SET odps.sql.type.system.odps2=true;
SET odps.task.major.version=sqlml_master;
SET odps.sql.machine.learning.enable=true;
SELECT ML_PREDICT(demo_model_xgboost_regressor,v01,crim,zn,indus,chas,nox,rm,age,dis,rad,tax,ptratio,lstat)
FROM demo_xgboost_predict;
Pass feature columns in the same order as the training data.

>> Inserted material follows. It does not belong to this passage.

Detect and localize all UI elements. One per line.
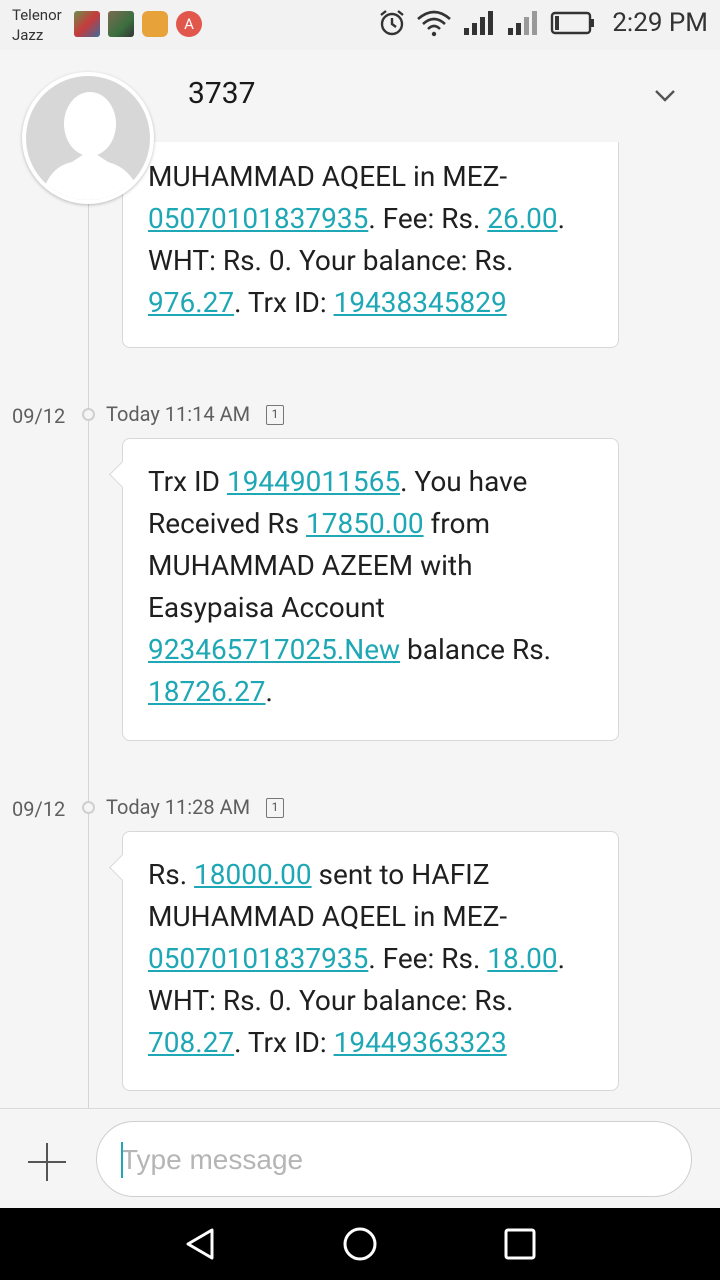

The function returns a single prediction column named _c0.
Expected output:
+------------+
| _c0 |
+------------+
| 20.039612 |
| 24.49148 |
| 24.683203 |
| 32.339626 |
| 28.459175 |
| 24.432678 |
+------------+
The ML_PREDICT results match the MaxFrame predictions for the same input data, confirming that both engines produce consistent inference from the same model object.